A Joaquín un día se le paró el corazón. No hubo aviso previo ni recibió una carta certificada notificándole la noticia: ocurrió de repente. Él supo que algo pasaba cuando comenzó a respirar con dificultad y a sentir que la sangre no recorría el camino habitual de un lado a otro de su cuerpo. Hacía tres o cuatro meses que le habían avisado de que eso podía suceder. Le dijeron que, llegado el momento, se sentara, cogiera el teléfono y llamara al hospital para activar el protocolo diseñado para corazones en paro.

Sentado en el sofá de su casa, aguantando los envites que le daba la vida con tan sólo treinta y siete años, marcó tranquilamente el número de emergencias.

—Hola... Soy Joaquín. Mi corazón no funciona. Me dijeron que llamara si me pasaba. Mi médico es el doctor Gómez.

—De acuerdo. Tenemos aquí su alerta, no se mueva, no haga ninguna clase de esfuerzo, intente respirar hondo y le mandamos enseguida una ambulancia.

Al cabo de quince minutos un grupo de enfermeros llegó a casa. Le tumbaron en una camilla, le pusieron oxígeno y una sonda y, atravesando la ciudad, le condujeron hasta el hospital. Medio adormecido, reconoció muchos lugares por los sonidos que la estridente sirena dejaba que se colaran. Pasaron por el colegio de Santa María Acogedora, donde se escuchaba a los niños corretear en el patio. Entre ellos seguro que estaba su sobrino, ajeno a que en ese momento su tío iba con el corazón detenido tumbado en una ambulancia.

Poco después reconoció a la Juana, la frutera de debajo de la casa de su madre, que ese día tenía de oferta las sandías y los melones. Y justo un minuto más tarde Mari decía que la suerte ese día terminaría en siete. El túnel de la calle América producía el mismo eco de siempre. Estaban a punto de llegar.

Con muchísima celeridad le llevaron a un quirófano, al menos eso escuchó él. No hacía falta ser muy listo para saber que le iban a operar de inmediato. Apareció el doctor Gómez, uno de sus ángeles de la guarda, el único que no le había desahuciado cuando le diagnosticaron un tumor maligno en el mismísimo corazón.

Gómez había estudiado una técnica que se había aplicado antes en Estados Unidos en corazones con un tumor como el suyo. Cuando enfermó, hacía tres años, todos los especialistas le recomendaron el trasplante, pero Gómez advirtió que las pastillas y medicinas que debería tomar para evitar que el nuevo corazón no fuera rechazado por su cuerpo sólo contribuirían a alimentar las células tumorales, así que, en este caso, la solución provocaría que renaciera el problema inicial y la ecuación se resolvería con la muerte del paciente.

A Joaquín siempre le había fascinado o aterrado aquello del rechazo: cómo un cuerpo puede repudiar un órgano vital. Se preguntaba los requisitos que debía cumplir, el currículo que debía presentar un corazón para ser aceptado por el resto de miembros. Imaginaba a los pulmones mirando de reojo al nuevo inquilino, al hígado y al páncreas refunfuñando sobre su color o su tamaño.

Ya le habían explicado cientos de veces que la clave estaba en la concordancia de tejidos y antígenos, que no sabía muy bien lo que significaba pero eran fundamentales. Cuando se barajó la opción del trasplante se documentó mucho sobre el tema y lo que más le inquietaba eran los plazos del posible rechazo. Se podía producir de forma inmediata. Te lo ponen, no gusta en tu interior y o lo sacan o mueres. Podía ser a los tres meses; es decir, todo parece que va estupendamente, empiezas a hacer vida normal, incluso retomas la actividad deportiva, y un día se acaba el idilio. La tercera vía era la de ir devorándote poco a poco, sin prisa pero sin pausa. Y como con todo establecía paralelismos, lo equiparó a una relación de pareja.
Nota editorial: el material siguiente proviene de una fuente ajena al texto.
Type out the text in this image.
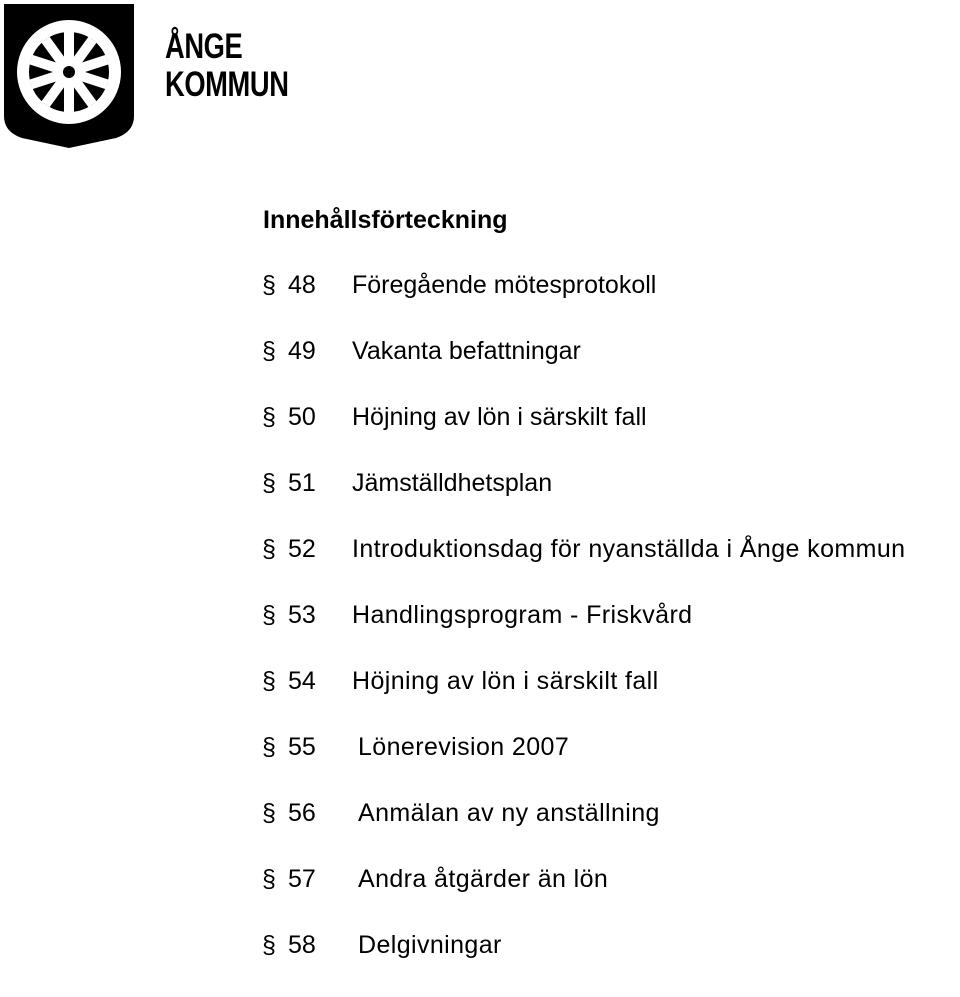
ÅNGE
KOMMUN
Innehållsförteckning
§ 48 Föregående mötesprotokoll
§ 49 Vakanta befattningar
§ 50 Höjning av lön i särskilt fall
§ 51 Jämställdhetsplan
§ 52 Introduktionsdag för nyanställda i Ånge kommun
§ 53 Handlingsprogram - Friskvård
§ 54 Höjning av lön i särskilt fall
§ 55 Lönerevision 2007
§ 56 Anmälan av ny anställning
§ 57 Andra åtgärder än lön
§ 58 Delgivningar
El rechazo instantáneo debía de ser algo así como una relación de una noche: dos se conocen en una discoteca, se besan, terminan en la cama del apartamento de alguno, pero, al despertar, abrir los ojos y ya sin los efectos del alcohol, uno de los dos amantes sale corriendo mientras termina de vestirse en el ascensor, casi espantado por lo que acaba de hacer o con quien lo acaba de hacer.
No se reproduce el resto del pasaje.